Elcevap: Umum müçtehidîn değil; belki Ebu Hanife, Malik, Şâfiî, Ahmed ibni Hanbel şahların, aktabların fevkindedirler. Fakat hususî faziletlerde Şâh-ı Geylânî gibi bazı harika kutuplar, bir cihette daha parlak makama sahiptirler. Fakat küllî fazilet imamlarındır. Hem tarikat şahlarının bir kısmı müçtehidlerdendir. Onun için, umum müçtehidîn, aktabdan daha efdaldir denilmez. Fakat Eimme-i Erbaa, Sahabeden ve Mehdi'den sonra en efdallerdir denilir.

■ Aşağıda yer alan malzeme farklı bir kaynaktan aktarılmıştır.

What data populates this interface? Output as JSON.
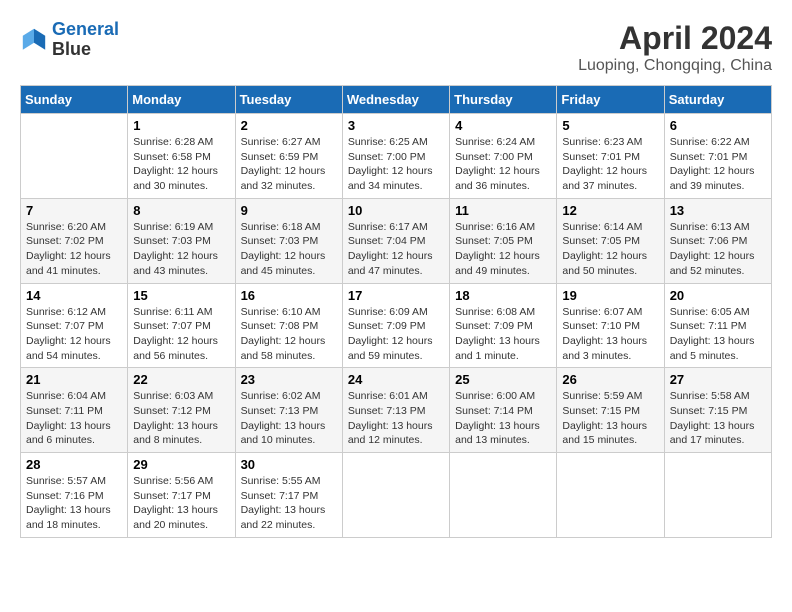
{
  "header": {
    "logo_line1": "General",
    "logo_line2": "Blue",
    "title": "April 2024",
    "subtitle": "Luoping, Chongqing, China"
  },
  "days_of_week": [
    "Sunday",
    "Monday",
    "Tuesday",
    "Wednesday",
    "Thursday",
    "Friday",
    "Saturday"
  ],
  "weeks": [
    [
      {
        "day": "",
        "sunrise": "",
        "sunset": "",
        "daylight": ""
      },
      {
        "day": "1",
        "sunrise": "Sunrise: 6:28 AM",
        "sunset": "Sunset: 6:58 PM",
        "daylight": "Daylight: 12 hours and 30 minutes."
      },
      {
        "day": "2",
        "sunrise": "Sunrise: 6:27 AM",
        "sunset": "Sunset: 6:59 PM",
        "daylight": "Daylight: 12 hours and 32 minutes."
      },
      {
        "day": "3",
        "sunrise": "Sunrise: 6:25 AM",
        "sunset": "Sunset: 7:00 PM",
        "daylight": "Daylight: 12 hours and 34 minutes."
      },
      {
        "day": "4",
        "sunrise": "Sunrise: 6:24 AM",
        "sunset": "Sunset: 7:00 PM",
        "daylight": "Daylight: 12 hours and 36 minutes."
      },
      {
        "day": "5",
        "sunrise": "Sunrise: 6:23 AM",
        "sunset": "Sunset: 7:01 PM",
        "daylight": "Daylight: 12 hours and 37 minutes."
      },
      {
        "day": "6",
        "sunrise": "Sunrise: 6:22 AM",
        "sunset": "Sunset: 7:01 PM",
        "daylight": "Daylight: 12 hours and 39 minutes."
      }
    ],
    [
      {
        "day": "7",
        "sunrise": "Sunrise: 6:20 AM",
        "sunset": "Sunset: 7:02 PM",
        "daylight": "Daylight: 12 hours and 41 minutes."
      },
      {
        "day": "8",
        "sunrise": "Sunrise: 6:19 AM",
        "sunset": "Sunset: 7:03 PM",
        "daylight": "Daylight: 12 hours and 43 minutes."
      },
      {
        "day": "9",
        "sunrise": "Sunrise: 6:18 AM",
        "sunset": "Sunset: 7:03 PM",
        "daylight": "Daylight: 12 hours and 45 minutes."
      },
      {
        "day": "10",
        "sunrise": "Sunrise: 6:17 AM",
        "sunset": "Sunset: 7:04 PM",
        "daylight": "Daylight: 12 hours and 47 minutes."
      },
      {
        "day": "11",
        "sunrise": "Sunrise: 6:16 AM",
        "sunset": "Sunset: 7:05 PM",
        "daylight": "Daylight: 12 hours and 49 minutes."
      },
      {
        "day": "12",
        "sunrise": "Sunrise: 6:14 AM",
        "sunset": "Sunset: 7:05 PM",
        "daylight": "Daylight: 12 hours and 50 minutes."
      },
      {
        "day": "13",
        "sunrise": "Sunrise: 6:13 AM",
        "sunset": "Sunset: 7:06 PM",
        "daylight": "Daylight: 12 hours and 52 minutes."
      }
    ],
    [
      {
        "day": "14",
        "sunrise": "Sunrise: 6:12 AM",
        "sunset": "Sunset: 7:07 PM",
        "daylight": "Daylight: 12 hours and 54 minutes."
      },
      {
        "day": "15",
        "sunrise": "Sunrise: 6:11 AM",
        "sunset": "Sunset: 7:07 PM",
        "daylight": "Daylight: 12 hours and 56 minutes."
      },
      {
        "day": "16",
        "sunrise": "Sunrise: 6:10 AM",
        "sunset": "Sunset: 7:08 PM",
        "daylight": "Daylight: 12 hours and 58 minutes."
      },
      {
        "day": "17",
        "sunrise": "Sunrise: 6:09 AM",
        "sunset": "Sunset: 7:09 PM",
        "daylight": "Daylight: 12 hours and 59 minutes."
      },
      {
        "day": "18",
        "sunrise": "Sunrise: 6:08 AM",
        "sunset": "Sunset: 7:09 PM",
        "daylight": "Daylight: 13 hours and 1 minute."
      },
      {
        "day": "19",
        "sunrise": "Sunrise: 6:07 AM",
        "sunset": "Sunset: 7:10 PM",
        "daylight": "Daylight: 13 hours and 3 minutes."
      },
      {
        "day": "20",
        "sunrise": "Sunrise: 6:05 AM",
        "sunset": "Sunset: 7:11 PM",
        "daylight": "Daylight: 13 hours and 5 minutes."
      }
    ],
    [
      {
        "day": "21",
        "sunrise": "Sunrise: 6:04 AM",
        "sunset": "Sunset: 7:11 PM",
        "daylight": "Daylight: 13 hours and 6 minutes."
      },
      {
        "day": "22",
        "sunrise": "Sunrise: 6:03 AM",
        "sunset": "Sunset: 7:12 PM",
        "daylight": "Daylight: 13 hours and 8 minutes."
      },
      {
        "day": "23",
        "sunrise": "Sunrise: 6:02 AM",
        "sunset": "Sunset: 7:13 PM",
        "daylight": "Daylight: 13 hours and 10 minutes."
      },
      {
        "day": "24",
        "sunrise": "Sunrise: 6:01 AM",
        "sunset": "Sunset: 7:13 PM",
        "daylight": "Daylight: 13 hours and 12 minutes."
      },
      {
        "day": "25",
        "sunrise": "Sunrise: 6:00 AM",
        "sunset": "Sunset: 7:14 PM",
        "daylight": "Daylight: 13 hours and 13 minutes."
      },
      {
        "day": "26",
        "sunrise": "Sunrise: 5:59 AM",
        "sunset": "Sunset: 7:15 PM",
        "daylight": "Daylight: 13 hours and 15 minutes."
      },
      {
        "day": "27",
        "sunrise": "Sunrise: 5:58 AM",
        "sunset": "Sunset: 7:15 PM",
        "daylight": "Daylight: 13 hours and 17 minutes."
      }
    ],
    [
      {
        "day": "28",
        "sunrise": "Sunrise: 5:57 AM",
        "sunset": "Sunset: 7:16 PM",
        "daylight": "Daylight: 13 hours and 18 minutes."
      },
      {
        "day": "29",
        "sunrise": "Sunrise: 5:56 AM",
        "sunset": "Sunset: 7:17 PM",
        "daylight": "Daylight: 13 hours and 20 minutes."
      },
      {
        "day": "30",
        "sunrise": "Sunrise: 5:55 AM",
        "sunset": "Sunset: 7:17 PM",
        "daylight": "Daylight: 13 hours and 22 minutes."
      },
      {
        "day": "",
        "sunrise": "",
        "sunset": "",
        "daylight": ""
      },
      {
        "day": "",
        "sunrise": "",
        "sunset": "",
        "daylight": ""
      },
      {
        "day": "",
        "sunrise": "",
        "sunset": "",
        "daylight": ""
      },
      {
        "day": "",
        "sunrise": "",
        "sunset": "",
        "daylight": ""
      }
    ]
  ]
}
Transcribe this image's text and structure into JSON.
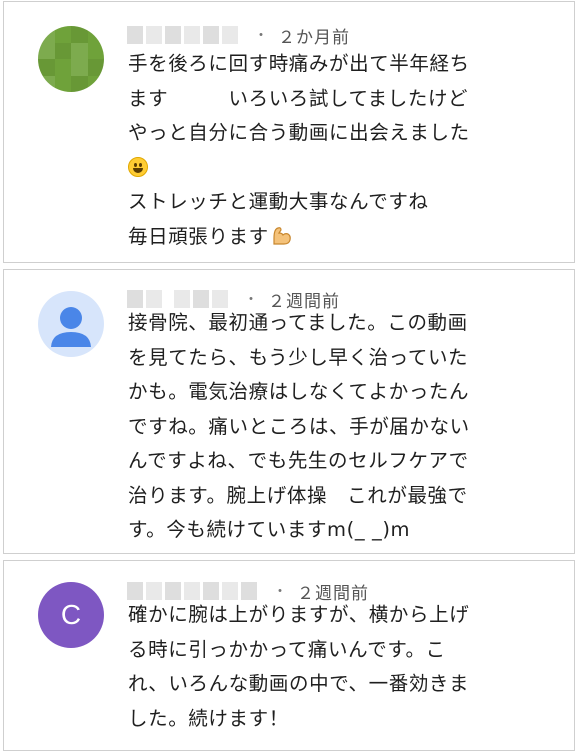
{
  "comments": [
    {
      "avatar": "blurred-mosaic-avatar",
      "timestamp": "２か月前",
      "lines": [
        "手を後ろに回す時痛みが出て半年経ち",
        "ます　　　いろいろ試してましたけど",
        "やっと自分に合う動画に出会えました"
      ],
      "lines_after_emoji": [
        "ストレッチと運動大事なんですね",
        "毎日頑張ります"
      ],
      "emojis": [
        "grinning-face-emoji",
        "flexed-biceps-emoji"
      ]
    },
    {
      "avatar": "default-person-avatar",
      "timestamp": "２週間前",
      "text": "接骨院、最初通ってました。この動画\nを見てたら、もう少し早く治っていた\nかも。電気治療はしなくてよかったん\nですね。痛いところは、手が届かない\nんですよね、でも先生のセルフケアで\n治ります。腕上げ体操　これが最強で\nす。今も続けていますm(_ _)m"
    },
    {
      "avatar_letter": "C",
      "timestamp": "２週間前",
      "text": "確かに腕は上がりますが、横から上げ\nる時に引っかかって痛いんです。こ\nれ、いろんな動画の中で、一番効きま\nした。続けます！"
    }
  ],
  "colors": {
    "avatar_green": "#6fa23a",
    "avatar_person_bg": "#d7e5fb",
    "avatar_person_fg": "#4a86e8",
    "avatar_letter_bg": "#7e57c2",
    "border": "#cfcfcf",
    "timestamp": "#555555"
  },
  "separator": "・"
}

DÖRDÜNCÜ SUALİNİZ: اِنَّ اللهَ مَعَ الصَّابِرِينَ [1] de hikmet ve gaye nedir?
Elcevap: Cenâb-ı Hak, Hakîm ismi muktezası olarak, vücud-u eşyada, bir merdivenin basamakları gibi bir tertip vaz etmiş. Sabırsız adam, teennî ile hareket etmediği için, basamakları ya atlar düşer veya noksan bırakır, maksut damına çıkamaz. Onun için hırs mahrumiyete sebeptir. Sabır ise, müşkülâtın anahtarıdır ki, اَلْحَرِيصُ خَۤائِبٌ خَاسِر [2] * وَالصَّبْرُ مِفْتَاحُ الْفَرَجِ [3] durub-u emsal hükmüne geçmiştir. Demek, Cenâb-ı Hakkın inâyet ve tevfiki, sabırlı adamlarla beraberdir. Çünkü sabır üçtür:
Biri: Mâsiyetten kendini çekip sabretmektir. Şu sabır takvâdır; اِنَّ اللهَ مَعَ الْمُتَّقِينَ [4] sırrına mazhar eder.
İkincisi: Musibetlere karşı sabırdır ki, tevekkül ve teslimdir.
اِنَّ اللهَ يُحِبُّ الْمُتَوَكِّلِينَ [5] * وَاللهُ يُحِبُّ الصَّابِرِينَ [6] şerefine mazhar ediyor.